I was so touched by his words that I closed my Office and pondered them with delight even after the man had stumbled out of the pew and out of the church as well.
Inspired and uplifted, I returned to the hospital. My colleague from Rome had been informed that his operation was being postponed. He did not know why, but neither did he seem concerned. We chatted for about a half hour until another nurse brought our conversation to an end.
I walked out into the sun. The British Museum was just a few blocks away. It had been my plan to go there and spend the remainder of the morning admiring the Magna Carta, the Gutenberg Bible, the Elgin Marbles, and such. Something, however, brought me back to the church with the two saintly patrons.

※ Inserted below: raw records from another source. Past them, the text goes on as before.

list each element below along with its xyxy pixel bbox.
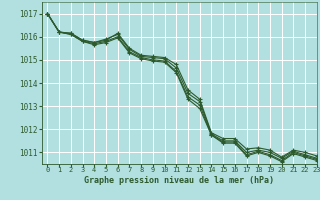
X-axis label: Graphe pression niveau de la mer (hPa): Graphe pression niveau de la mer (hPa)	[84, 176, 274, 185]
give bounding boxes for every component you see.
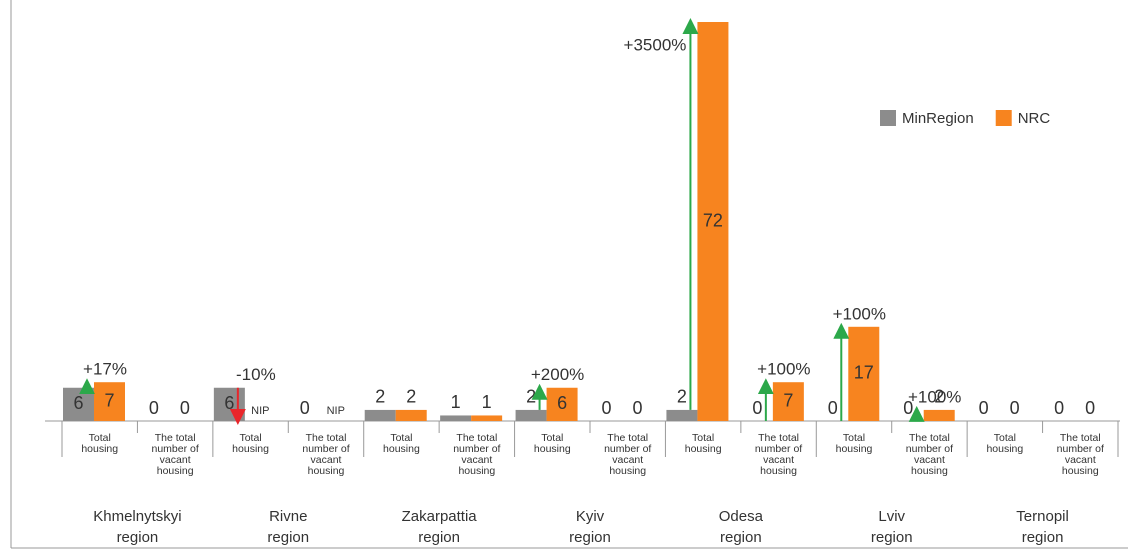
value-label: 2: [526, 387, 536, 407]
bar: [471, 415, 503, 421]
value-label: 0: [1010, 398, 1020, 418]
value-label: 0: [903, 398, 913, 418]
value-label: 6: [557, 393, 567, 413]
x-tick-label: The total number of vacant housing: [604, 432, 651, 477]
legend-swatch: [880, 110, 896, 126]
bar: [440, 415, 472, 421]
value-label: 0: [632, 398, 642, 418]
value-label: NIP: [327, 405, 345, 417]
x-tick-label: The total number of vacant housing: [152, 432, 199, 477]
value-label: 2: [406, 387, 416, 407]
value-label: 1: [482, 392, 492, 412]
value-label: 0: [752, 398, 762, 418]
value-label: 17: [854, 363, 874, 383]
x-tick-label: Total housing: [232, 432, 269, 455]
x-tick-label: Total housing: [534, 432, 571, 455]
x-tick-label: The total number of vacant housing: [453, 432, 500, 477]
legend-label: NRC: [1018, 110, 1051, 127]
x-tick-label: Total housing: [685, 432, 722, 455]
bar: [94, 382, 125, 421]
bar: [848, 326, 880, 421]
bar: [515, 409, 547, 421]
bar: [923, 409, 955, 421]
change-label: +17%: [83, 360, 127, 379]
bar: [395, 409, 427, 421]
value-label: 0: [601, 398, 611, 418]
x-tick-label: The total number of vacant housing: [906, 432, 953, 477]
change-label: +3500%: [624, 35, 687, 54]
value-label: 2: [375, 387, 385, 407]
value-label: 6: [73, 393, 83, 413]
value-label: 7: [104, 390, 114, 410]
value-label: 72: [703, 210, 723, 230]
x-tick-label: The total number of vacant housing: [1057, 432, 1104, 477]
x-tick-label: Total housing: [383, 432, 420, 455]
x-tick-label: The total number of vacant housing: [755, 432, 802, 477]
legend-label: MinRegion: [902, 110, 974, 127]
value-label: 0: [828, 398, 838, 418]
value-label: 2: [934, 387, 944, 407]
group-label: Kyiv region: [569, 508, 611, 546]
bar: [546, 387, 578, 421]
value-label: 0: [1054, 398, 1064, 418]
x-tick-label: Total housing: [836, 432, 873, 455]
bar: [364, 409, 396, 421]
group-label: Rivne region: [267, 508, 309, 546]
group-label: Ternopil region: [1016, 508, 1069, 546]
value-label: 6: [224, 393, 234, 413]
x-tick-label: The total number of vacant housing: [302, 432, 349, 477]
change-label: +200%: [531, 365, 584, 384]
value-label: 0: [149, 398, 159, 418]
change-label: +100%: [757, 360, 810, 379]
x-tick-label: Total housing: [81, 432, 118, 455]
bar: [697, 22, 729, 421]
x-tick-label: Total housing: [986, 432, 1023, 455]
value-label: 2: [677, 387, 687, 407]
legend-swatch: [995, 110, 1012, 126]
value-label: 0: [180, 398, 190, 418]
value-label: NIP: [251, 405, 269, 417]
change-label: +100%: [833, 304, 886, 323]
change-label: -10%: [236, 365, 276, 384]
value-label: 0: [1085, 398, 1095, 418]
value-label: 1: [451, 392, 461, 412]
value-label: 0: [300, 398, 310, 418]
bar: [772, 382, 804, 421]
group-label: Zakarpattia region: [402, 508, 478, 546]
value-label: 7: [783, 390, 793, 410]
value-label: 0: [979, 398, 989, 418]
group-label: Khmelnytskyi region: [93, 508, 181, 546]
bar: [666, 409, 698, 421]
group-label: Lviv region: [871, 508, 913, 546]
group-label: Odesa region: [719, 508, 764, 546]
change-label: +100%: [908, 387, 961, 406]
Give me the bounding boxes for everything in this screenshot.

The wrought-iron gates were locked. Hence, I sat on the bench on the left side of the porch and peered into the building through the open vestibule doors. Thanks to the brightness of the sun, I could see all the way to the First Station. Thus, moved by some unknown grace, I began to pray, "We adore Thee, O Christ, and we bless Thee"; and sitting there, first on the left and then on the right, I traveled with my eyes from Station to Station, reciting all that I could remember from the meditations of Saint Alphonsus and trusting that the Lord would be willing to do the walking for me too.
The next morning I returned for Mass well ahead of the hour the sexton had stipulated. My spirits were exceedingly low. For at the conclusion of the hospital visit the afternoon before, two doctors had advised me that there was no hope for my friend. "The tumor is simply too large," one of them explained.
I hurried up the aisle to the First Station and genuflected. The church was empty except for myself and one other -- the Redeemer who had walked the Stations for me the day before, and 1,900 years before that as well. I told Him of my hurt. I commended my friend to His loving care. And the two of us walked the Stations again, this time together.